PERS Seeks Change in Vesting and Other Technical Amendments

February 11, 2016

The Public Employees’ Retirement System of Mississippi (PERS) is sponsoring the following bills that have recently been filed for consideration by the Mississippi Legislature during the 2016 Regular Session. Questions regarding PERS-sponsored legislation should be directed to PERS at 601-359-3589 or 800-444-7377. Tues., Feb. 23 is the deadline for committees to take action on these bills.

House Bill 880 (pending before House Appropriations Committee) and Senate Bill 2017 (pending before Senate Finance Committee) are companion bills related to vesting that, if enacted as introduced, would change the number of years required to vest in PERS from eight years to four years for all members of PERS, regardless of the date upon which they became a member. PERS contends that a shorter vesting period might facilitate public employee recruitment and retention.
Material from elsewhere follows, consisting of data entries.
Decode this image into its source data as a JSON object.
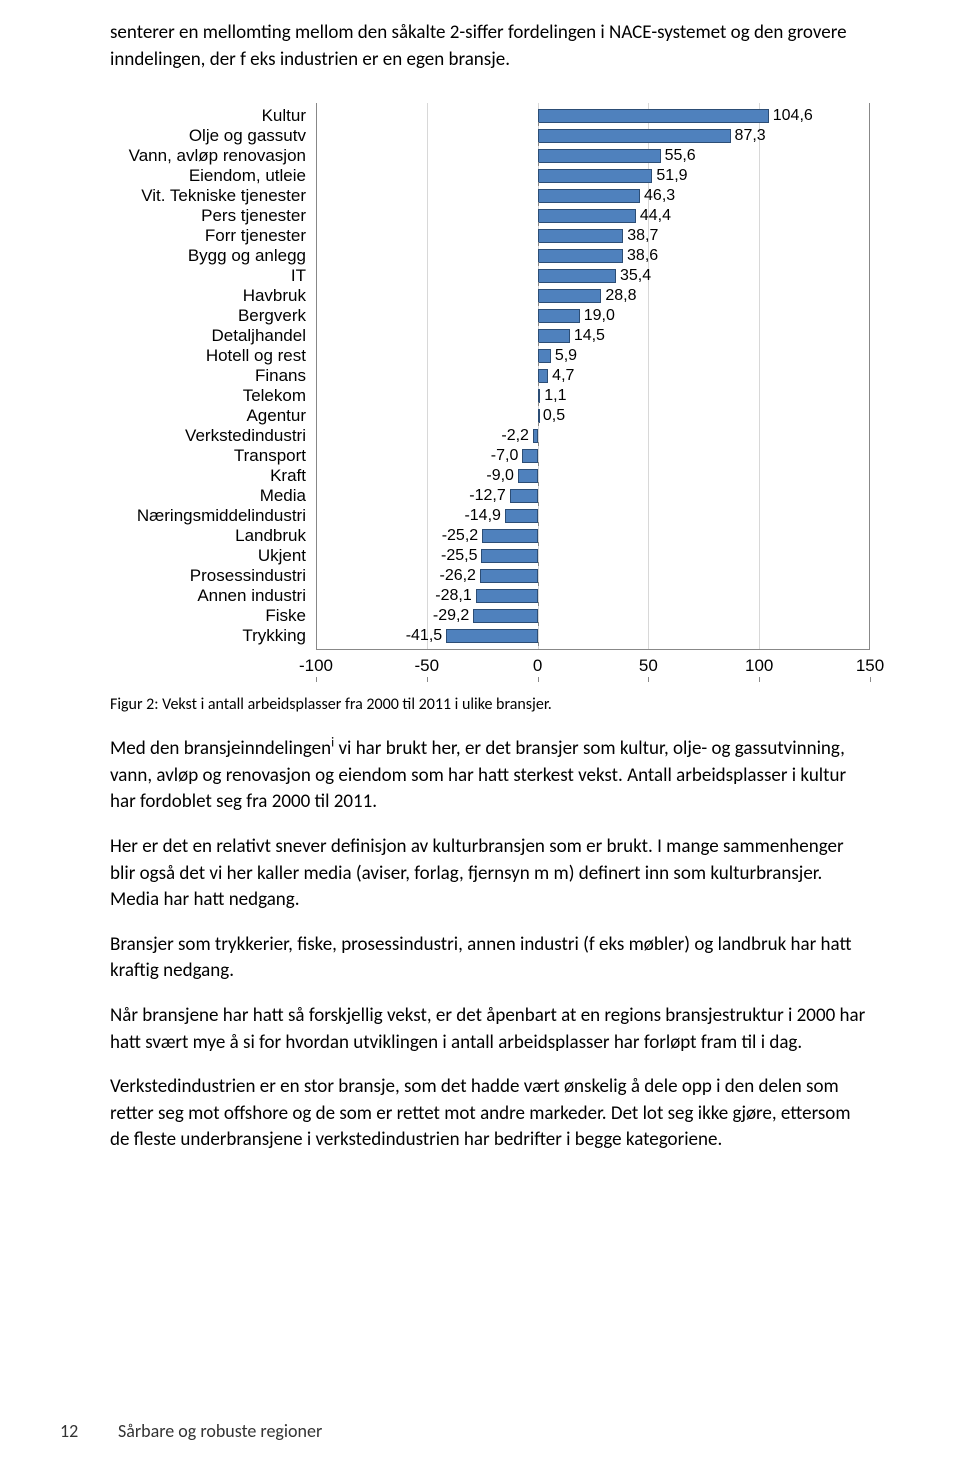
{
  "intro": {
    "p1": "senterer en mellomting mellom den såkalte 2-siffer fordelingen i NACE-systemet og den grovere inndelingen, der f eks industrien er en egen bransje."
  },
  "chart": {
    "type": "bar",
    "orientation": "horizontal",
    "xmin": -100,
    "xmax": 150,
    "xtick_step": 50,
    "xticks": [
      -100,
      -50,
      0,
      50,
      100,
      150
    ],
    "bar_color": "#4f81bd",
    "bar_border_color": "#2c4d75",
    "grid_color": "#d8d8d8",
    "axis_color": "#888888",
    "background_color": "#ffffff",
    "label_fontsize": 17,
    "value_fontsize": 16,
    "categories": [
      "Kultur",
      "Olje og gassutv",
      "Vann, avløp renovasjon",
      "Eiendom, utleie",
      "Vit. Tekniske tjenester",
      "Pers tjenester",
      "Forr tjenester",
      "Bygg og anlegg",
      "IT",
      "Havbruk",
      "Bergverk",
      "Detaljhandel",
      "Hotell og rest",
      "Finans",
      "Telekom",
      "Agentur",
      "Verkstedindustri",
      "Transport",
      "Kraft",
      "Media",
      "Næringsmiddelindustri",
      "Landbruk",
      "Ukjent",
      "Prosessindustri",
      "Annen industri",
      "Fiske",
      "Trykking"
    ],
    "values": [
      104.6,
      87.3,
      55.6,
      51.9,
      46.3,
      44.4,
      38.7,
      38.6,
      35.4,
      28.8,
      19.0,
      14.5,
      5.9,
      4.7,
      1.1,
      0.5,
      -2.2,
      -7.0,
      -9.0,
      -12.7,
      -14.9,
      -25.2,
      -25.5,
      -26.2,
      -28.1,
      -29.2,
      -41.5
    ],
    "value_labels": [
      "104,6",
      "87,3",
      "55,6",
      "51,9",
      "46,3",
      "44,4",
      "38,7",
      "38,6",
      "35,4",
      "28,8",
      "19,0",
      "14,5",
      "5,9",
      "4,7",
      "1,1",
      "0,5",
      "-2,2",
      "-7,0",
      "-9,0",
      "-12,7",
      "-14,9",
      "-25,2",
      "-25,5",
      "-26,2",
      "-28,1",
      "-29,2",
      "-41,5"
    ]
  },
  "caption": "Figur 2: Vekst i antall arbeidsplasser fra 2000 til 2011 i ulike bransjer.",
  "body": {
    "p2a": "Med den bransjeinndelingen",
    "p2sup": "i",
    "p2b": " vi har brukt her, er det bransjer som kultur, olje- og gassutvinning, vann, avløp og renovasjon og eiendom som har hatt sterkest vekst. Antall arbeidsplasser i kultur har fordoblet seg fra 2000 til 2011.",
    "p3": "Her er det en relativt snever definisjon av kulturbransjen som er brukt. I mange sammenhenger blir også det vi her kaller media (aviser, forlag, fjernsyn m m) definert inn som kulturbransjer. Media har hatt nedgang.",
    "p4": "Bransjer som trykkerier, fiske, prosessindustri, annen industri (f eks møbler) og landbruk har hatt kraftig nedgang.",
    "p5": "Når bransjene har hatt så forskjellig vekst, er det åpenbart at en regions bransjestruktur i 2000 har hatt svært mye å si for hvordan utviklingen i antall arbeidsplasser har forløpt fram til i dag.",
    "p6": "Verkstedindustrien er en stor bransje, som det hadde vært ønskelig å dele opp i den delen som retter seg mot offshore og de som er rettet mot andre markeder. Det lot seg ikke gjøre, ettersom de fleste underbransjene i verkstedindustrien har bedrifter i begge kategoriene."
  },
  "footer": {
    "page_num": "12",
    "title": "Sårbare og robuste regioner"
  }
}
House Bill 899 (pending before House Appropriations Committee) and Senate Bill 2087 (pending before Senate Finance Committee) are companion bills related to the administration of PERS that, if enacted as introduced, would make numerous technical amendments to PERS law. One of the most significant proposed amendments within these bills provides that for periods of time after July 1, 2017, creditable service would be awarded in monthly increments rather than quarterly increments, and, for members who retire on or after July 1, 2017, creditable service for unused leave would likewise be awarded in monthly increments rather than quarterly increments. Most of the other proposed amendments seek to clarify the law to conform with agency practice and procedure and/or current regulations.

House Bill 903 (pending before House Appropriations Committee) and Senate Bill 2086 (pending before Senate Finance Committee) are companion bills related to the Government Employees’ Deferred Compensation Plan law that, if enacted as introduced, would (1) define certain terms, (2) clarify investment options, and (3) clarify the administration of the Mississippi Deferred Compensation Plan and Trust, as well as the administration of any other deferred compensation plan authorized under the applicable law. This legislation appears to have little affect on plan participants.